Now the boat floats quietly in the 700-acre Downer State Forest on a pond constructed in the 1930s by the Civilian Conservation Corps, also known as the CCC. The CCC occupied Camp Downer before it was incorporated as a 4-H Camp through the University of Vermont Cooperative Extension program in the 1940s.

When 4-H ended its camping efforts, Downer struck out on its own, becoming a non-profit in the early 2000s. Today it continues to offer affordable overnight summer camp to children ages eight to 17, and hosts around 140 new campers each week.

As they navigate the pond in their boat, Bryan and his team are careful to avoid damaging the rare bladderwort plant that’s growing in some of the darker corners of the pond.

While one member of Bryan’s team steered the boat, another dipped a long pole with a blade like a hedge cutter on the end into the water. The blade cuts five foot swaths of weeds from the bottom of the pond, which then float to the surface where they’re gathered up by the counselors drifting behind in life jackets. Dion and other volunteers helped out from canoes.

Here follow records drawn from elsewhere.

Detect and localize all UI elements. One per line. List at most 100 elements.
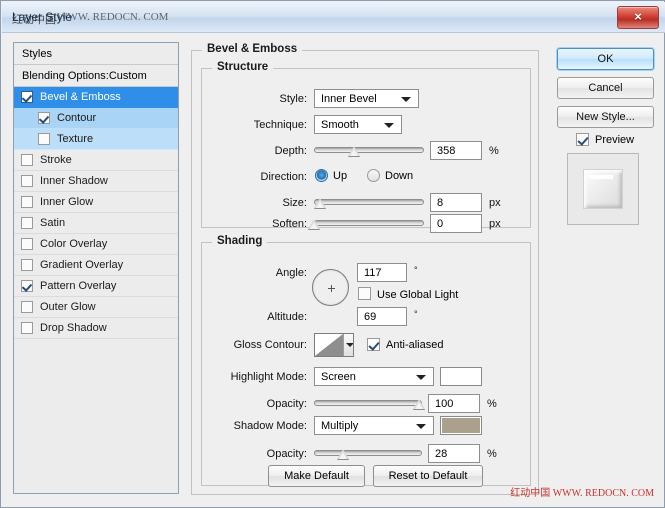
effect-checkbox[interactable]: [21, 175, 33, 187]
shadow-opacity-thumb[interactable]: [337, 449, 350, 459]
effect-row[interactable]: Drop Shadow: [14, 318, 178, 339]
new-style-button[interactable]: New Style...: [557, 106, 654, 128]
size-slider[interactable]: [313, 195, 424, 209]
altitude-unit: °: [414, 309, 418, 319]
preview-thumbnail: [567, 153, 639, 225]
angle-input[interactable]: 117: [357, 263, 407, 282]
shadow-color-swatch[interactable]: [440, 416, 482, 435]
depth-slider[interactable]: [314, 143, 424, 157]
effect-row[interactable]: Texture: [14, 129, 178, 150]
chevron-down-icon: [416, 375, 426, 380]
chevron-down-icon: [416, 424, 426, 429]
effects-list: Bevel & Emboss Contour Texture Stroke Inner …: [14, 87, 178, 339]
effect-label: Pattern Overlay: [40, 280, 117, 292]
shadow-mode-value: Multiply: [321, 420, 359, 432]
effect-label: Outer Glow: [40, 301, 96, 313]
highlight-opacity-input[interactable]: 100: [428, 394, 480, 413]
highlight-opacity-thumb[interactable]: [412, 399, 425, 409]
depth-unit: %: [489, 145, 499, 157]
soften-slider[interactable]: [308, 216, 424, 230]
effect-label: Inner Glow: [40, 196, 94, 208]
style-dropdown-value: Inner Bevel: [321, 93, 377, 105]
make-default-button[interactable]: Make Default: [268, 465, 365, 487]
depth-slider-thumb[interactable]: [347, 146, 360, 156]
ok-button[interactable]: OK: [557, 48, 654, 70]
soften-input[interactable]: 0: [430, 214, 482, 233]
effect-label: Contour: [57, 112, 97, 124]
effect-label: Gradient Overlay: [40, 259, 124, 271]
effect-label: Color Overlay: [40, 238, 108, 250]
soften-label: Soften:: [272, 218, 307, 230]
angle-unit: °: [414, 265, 418, 275]
shadow-opacity-label: Opacity:: [266, 448, 307, 460]
effect-row[interactable]: Inner Glow: [14, 192, 178, 213]
angle-dial[interactable]: [312, 269, 349, 306]
highlight-mode-label: Highlight Mode:: [230, 371, 307, 383]
anti-aliased-checkbox[interactable]: [367, 338, 380, 351]
gloss-contour-dropdown-button[interactable]: [343, 334, 353, 356]
size-input[interactable]: 8: [430, 193, 482, 212]
highlight-mode-dropdown[interactable]: Screen: [314, 367, 434, 386]
direction-down-radio[interactable]: [367, 169, 380, 182]
effect-row[interactable]: Stroke: [14, 150, 178, 171]
effect-checkbox[interactable]: [21, 238, 33, 250]
effect-checkbox[interactable]: [38, 112, 50, 124]
effect-row[interactable]: Color Overlay: [14, 234, 178, 255]
effect-row[interactable]: Outer Glow: [14, 297, 178, 318]
reset-to-default-button[interactable]: Reset to Default: [373, 465, 483, 487]
direction-down-label: Down: [385, 170, 414, 182]
depth-slider-track: [314, 147, 424, 153]
contour-curve-icon: [315, 334, 343, 356]
preview-label: Preview: [595, 134, 635, 146]
effect-row[interactable]: Bevel & Emboss: [14, 87, 178, 108]
dialog-actions: OK Cancel New Style... Preview: [549, 42, 659, 494]
soften-slider-thumb[interactable]: [308, 219, 320, 229]
close-button[interactable]: ×: [617, 6, 659, 29]
effect-row[interactable]: Contour: [14, 108, 178, 129]
direction-up-radio[interactable]: [315, 169, 328, 182]
effect-row[interactable]: Satin: [14, 213, 178, 234]
effect-row[interactable]: Inner Shadow: [14, 171, 178, 192]
technique-dropdown[interactable]: Smooth: [314, 115, 402, 134]
effect-checkbox[interactable]: [21, 196, 33, 208]
effect-checkbox[interactable]: [21, 301, 33, 313]
size-slider-thumb[interactable]: [313, 198, 326, 208]
title-bar: Layer Style 红动中国 WWW. REDOCN. COM ×: [2, 2, 665, 33]
shadow-mode-label: Shadow Mode:: [233, 420, 307, 432]
make-default-label: Make Default: [284, 470, 349, 482]
depth-input[interactable]: 358: [430, 141, 482, 160]
effect-checkbox[interactable]: [21, 280, 33, 292]
altitude-label: Altitude:: [267, 311, 307, 323]
effect-label: Drop Shadow: [40, 322, 107, 334]
style-label: Style:: [279, 93, 307, 105]
effect-label: Texture: [57, 133, 94, 145]
shadow-opacity-slider[interactable]: [314, 446, 422, 460]
effect-checkbox[interactable]: [38, 133, 50, 145]
highlight-color-swatch[interactable]: [440, 367, 482, 386]
style-dropdown[interactable]: Inner Bevel: [314, 89, 419, 108]
blending-options-row[interactable]: Blending Options:Custom: [14, 65, 178, 87]
styles-panel: Styles Blending Options:Custom Bevel & E…: [13, 42, 179, 494]
highlight-opacity-value: 100: [435, 398, 454, 410]
effect-checkbox[interactable]: [21, 217, 33, 229]
highlight-opacity-slider[interactable]: [314, 396, 425, 410]
chevron-down-icon: [384, 123, 394, 128]
blending-options-label: Blending Options:Custom: [22, 70, 147, 82]
shadow-opacity-input[interactable]: 28: [428, 444, 480, 463]
use-global-light-checkbox[interactable]: [358, 287, 371, 300]
shadow-mode-dropdown[interactable]: Multiply: [314, 416, 434, 435]
effect-checkbox[interactable]: [21, 322, 33, 334]
effect-label: Bevel & Emboss: [40, 91, 121, 103]
preview-checkbox[interactable]: [576, 133, 589, 146]
title-watermark-url: WWW. REDOCN. COM: [57, 11, 169, 23]
cancel-button[interactable]: Cancel: [557, 77, 654, 99]
effect-row[interactable]: Pattern Overlay: [14, 276, 178, 297]
effect-checkbox[interactable]: [21, 154, 33, 166]
effect-checkbox[interactable]: [21, 91, 33, 103]
size-slider-track: [314, 199, 424, 205]
technique-label: Technique:: [253, 119, 307, 131]
gloss-contour-preview[interactable]: [314, 333, 354, 357]
effect-row[interactable]: Gradient Overlay: [14, 255, 178, 276]
effect-checkbox[interactable]: [21, 259, 33, 271]
altitude-input[interactable]: 69: [357, 307, 407, 326]
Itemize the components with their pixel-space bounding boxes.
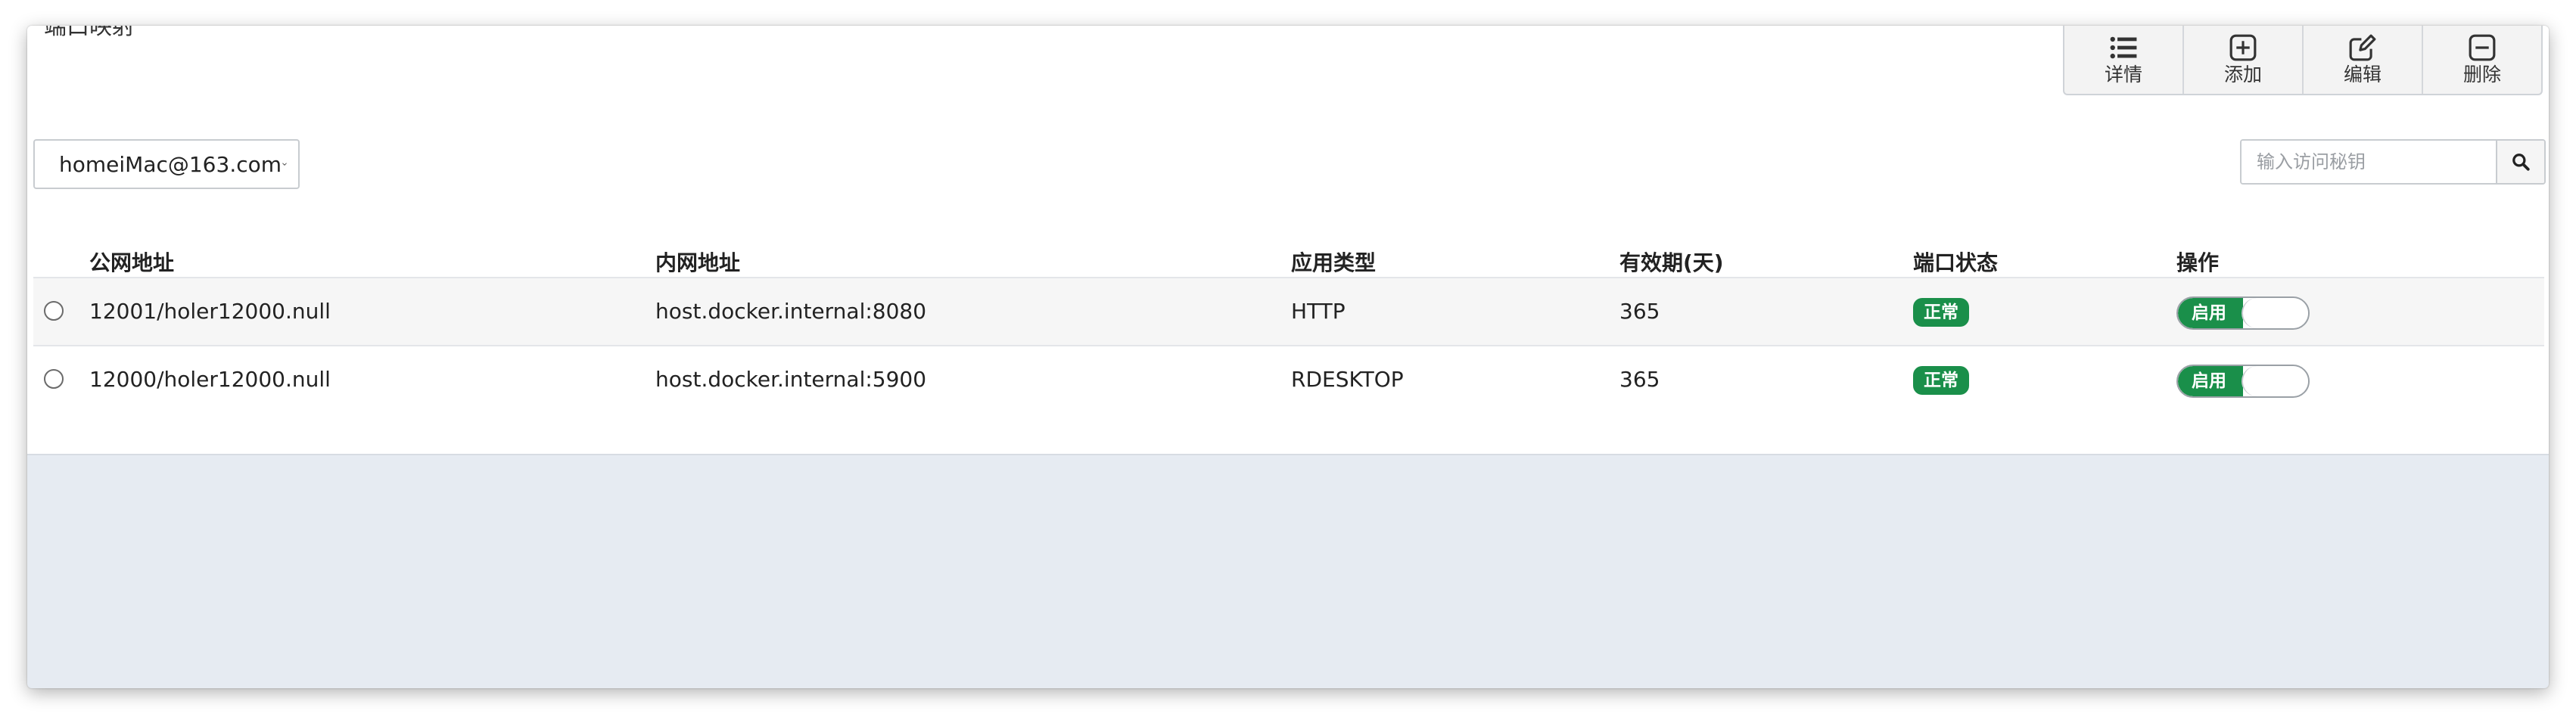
details-label: 详情 [2104, 64, 2142, 85]
access-key-search [2240, 139, 2546, 185]
toggle-knob [2242, 298, 2308, 328]
header-port-status: 端口状态 [1913, 250, 1999, 275]
cell-public-address: 12001/holer12000.null [89, 299, 331, 324]
cell-app-type: RDESKTOP [1291, 367, 1404, 392]
search-icon [2512, 154, 2530, 171]
minus-square-icon [2469, 34, 2496, 61]
search-button[interactable] [2496, 141, 2544, 183]
port-mapping-panel: 端口映射 详情 添加 编辑 删除 homeiMac@163.com 输入访问秘钥… [27, 26, 2549, 455]
details-button[interactable]: 详情 [2064, 26, 2184, 94]
access-key-input[interactable] [2242, 141, 2496, 183]
edit-button[interactable]: 编辑 [2304, 26, 2423, 94]
header-validity-days: 有效期(天) [1619, 250, 1724, 275]
cell-public-address: 12000/holer12000.null [89, 367, 331, 392]
header-action: 操作 [2176, 250, 2220, 275]
toggle-knob [2242, 366, 2308, 396]
header-public-address: 公网地址 [89, 250, 175, 275]
delete-label: 删除 [2462, 64, 2501, 85]
toolbar: 详情 添加 编辑 删除 [2063, 26, 2543, 95]
delete-button[interactable]: 删除 [2423, 26, 2541, 94]
row-radio[interactable] [44, 369, 64, 389]
status-badge: 正常 [1913, 298, 1969, 327]
cell-internal-address: host.docker.internal:8080 [655, 299, 927, 324]
account-select-value: homeiMac@163.com [59, 151, 282, 177]
table-row[interactable]: 12000/holer12000.null host.docker.intern… [33, 346, 2544, 413]
cell-app-type: HTTP [1291, 299, 1346, 324]
row-radio[interactable] [44, 301, 64, 321]
add-label: 添加 [2223, 64, 2262, 85]
status-badge: 正常 [1913, 366, 1969, 395]
enable-toggle[interactable]: 启用 [2176, 296, 2310, 330]
enable-toggle[interactable]: 启用 [2176, 365, 2310, 398]
plus-square-icon [2229, 34, 2257, 61]
chevron-down-icon [282, 163, 287, 166]
cell-validity-days: 365 [1619, 367, 1660, 392]
toggle-label: 启用 [2178, 366, 2243, 396]
header-internal-address: 内网地址 [655, 250, 741, 275]
table-row[interactable]: 12001/holer12000.null host.docker.intern… [33, 278, 2544, 345]
app-window: 端口映射 详情 添加 编辑 删除 homeiMac@163.com 输入访问秘钥… [27, 26, 2549, 688]
pencil-square-icon [2349, 34, 2376, 61]
add-button[interactable]: 添加 [2184, 26, 2304, 94]
cell-validity-days: 365 [1619, 299, 1660, 324]
edit-label: 编辑 [2343, 64, 2382, 85]
toggle-label: 启用 [2178, 298, 2243, 328]
account-select[interactable]: homeiMac@163.com [33, 139, 300, 189]
list-icon [2110, 36, 2137, 59]
cell-internal-address: host.docker.internal:5900 [655, 367, 927, 392]
panel-title: 端口映射 [44, 26, 135, 40]
header-app-type: 应用类型 [1291, 250, 1377, 275]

Bryan imagines that he and his team could train camp workers to do this cleanup themselves.

“It could become just a light, every now and again kind of chore, like mowing the lawn,” he said.

Bryan uses a Bobcat to pull the cut weeds out of the water after they’ve been gathered at the shoreline. Then he loads the slick green bundle onto a cart attached to a four-wheeler and drags it out into the woods to a dumping site.

He hopes that it can be used as compost.

“At the very least if it stays out here in the woods it can grow happy trees,” Bryan said.